Bone structure, strength, and load-strength ratios contribute to forearm fracture risk independently of areal BMD.

Introduction: Technological and conceptual advances provide new opportunities for evaluating the contributions of bone density, structure, and strength to the pathogenesis of distal forearm fractures.

Materials and Methods: From an age-stratified random sample of Rochester, MN, women, we compared 18 with a distal forearm fracture (cases) to 18 age-matched women with no osteoporotic fracture (controls). High-resolution pQCT was used to assess volumetric BMD (vBMD), geometry, and microstructure at the ultradistal radius, the site of Colles' fractures. Failure loads in the radius were estimated from microfinite element (μFE) models derived from pQCT. Differences between case and control women were assessed, and the risk of fracture associated with each variable was estimated by logistic regression analysis.

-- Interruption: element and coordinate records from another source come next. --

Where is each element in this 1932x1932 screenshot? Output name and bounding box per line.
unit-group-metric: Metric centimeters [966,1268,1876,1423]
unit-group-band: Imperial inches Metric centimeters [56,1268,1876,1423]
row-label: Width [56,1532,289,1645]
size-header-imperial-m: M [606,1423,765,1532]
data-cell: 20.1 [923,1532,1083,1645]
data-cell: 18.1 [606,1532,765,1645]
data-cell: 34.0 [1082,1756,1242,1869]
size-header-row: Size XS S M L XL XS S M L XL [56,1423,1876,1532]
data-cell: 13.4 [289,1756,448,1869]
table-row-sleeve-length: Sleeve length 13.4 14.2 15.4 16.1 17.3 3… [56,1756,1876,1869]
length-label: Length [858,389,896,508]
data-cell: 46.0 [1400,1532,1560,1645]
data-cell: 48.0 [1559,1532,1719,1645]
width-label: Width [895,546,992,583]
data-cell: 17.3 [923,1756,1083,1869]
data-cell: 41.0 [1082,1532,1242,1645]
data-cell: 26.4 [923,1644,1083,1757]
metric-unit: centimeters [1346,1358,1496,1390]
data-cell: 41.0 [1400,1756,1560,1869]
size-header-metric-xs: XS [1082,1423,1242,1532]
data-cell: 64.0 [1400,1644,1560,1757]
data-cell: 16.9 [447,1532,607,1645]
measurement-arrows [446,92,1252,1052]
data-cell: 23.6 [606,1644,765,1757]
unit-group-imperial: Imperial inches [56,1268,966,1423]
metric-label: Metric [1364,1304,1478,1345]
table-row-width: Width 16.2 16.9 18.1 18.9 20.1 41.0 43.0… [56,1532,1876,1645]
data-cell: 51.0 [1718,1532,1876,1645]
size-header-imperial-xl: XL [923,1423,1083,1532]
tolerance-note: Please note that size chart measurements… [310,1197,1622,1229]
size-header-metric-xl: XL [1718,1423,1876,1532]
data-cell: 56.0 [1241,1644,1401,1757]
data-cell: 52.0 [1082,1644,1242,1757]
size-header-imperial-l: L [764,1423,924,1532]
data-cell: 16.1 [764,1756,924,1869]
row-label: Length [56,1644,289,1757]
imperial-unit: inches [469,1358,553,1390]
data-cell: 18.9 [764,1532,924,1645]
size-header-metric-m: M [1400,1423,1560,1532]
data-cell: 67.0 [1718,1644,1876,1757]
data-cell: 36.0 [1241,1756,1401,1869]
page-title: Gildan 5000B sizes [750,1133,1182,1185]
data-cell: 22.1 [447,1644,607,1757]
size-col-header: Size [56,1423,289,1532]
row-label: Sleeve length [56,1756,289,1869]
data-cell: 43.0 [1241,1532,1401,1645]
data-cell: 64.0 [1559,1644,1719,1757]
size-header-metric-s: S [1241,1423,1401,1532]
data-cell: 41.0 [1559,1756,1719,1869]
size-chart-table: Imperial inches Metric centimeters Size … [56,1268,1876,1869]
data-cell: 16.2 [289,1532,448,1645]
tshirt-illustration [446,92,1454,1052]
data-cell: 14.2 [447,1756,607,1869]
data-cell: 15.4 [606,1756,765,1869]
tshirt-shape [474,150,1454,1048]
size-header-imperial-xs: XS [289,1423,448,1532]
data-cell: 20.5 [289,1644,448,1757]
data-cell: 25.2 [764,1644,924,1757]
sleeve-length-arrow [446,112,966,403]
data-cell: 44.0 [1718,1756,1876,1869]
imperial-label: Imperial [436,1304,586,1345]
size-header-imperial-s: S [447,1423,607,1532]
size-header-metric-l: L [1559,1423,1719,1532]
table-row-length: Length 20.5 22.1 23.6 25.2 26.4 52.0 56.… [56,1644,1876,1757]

Results: Given similar heights, estimated loading in a fall on the outstretched arm was the same in cases and controls. However, women with forearm fractures had inferior vBMD, geometry, microstructure, and estimated bone strength. Relative risks for the strongest determinant of fracture in each of the five main variable categories were as follows: BMD (total vBMD: OR per SD change, 4.2; 95% CI, 1.4–12), geometry (cortical thickness: OR, 4.0; 95% CI, 1.4–11), microstructure (trabecular number: OR, 2.3; 95% CI, 1.02–5.1), and strength (axial rigidity: OR, 3.8; 95% CI, 1.4–10); the factor-of-risk (fall load/μFE failure load) was 24% greater (worse) in cases (OR, 3.0; 95% CI, 1.2–7.5). Areas under ROC curves ranged from 0.72 to 0.82 for these parameters.

Conclusions: Bone geometry, microstructure, and strength contribute to forearm fractures, as does BMD, and these additional determinants of risk promise greater insights into fracture pathogenesis.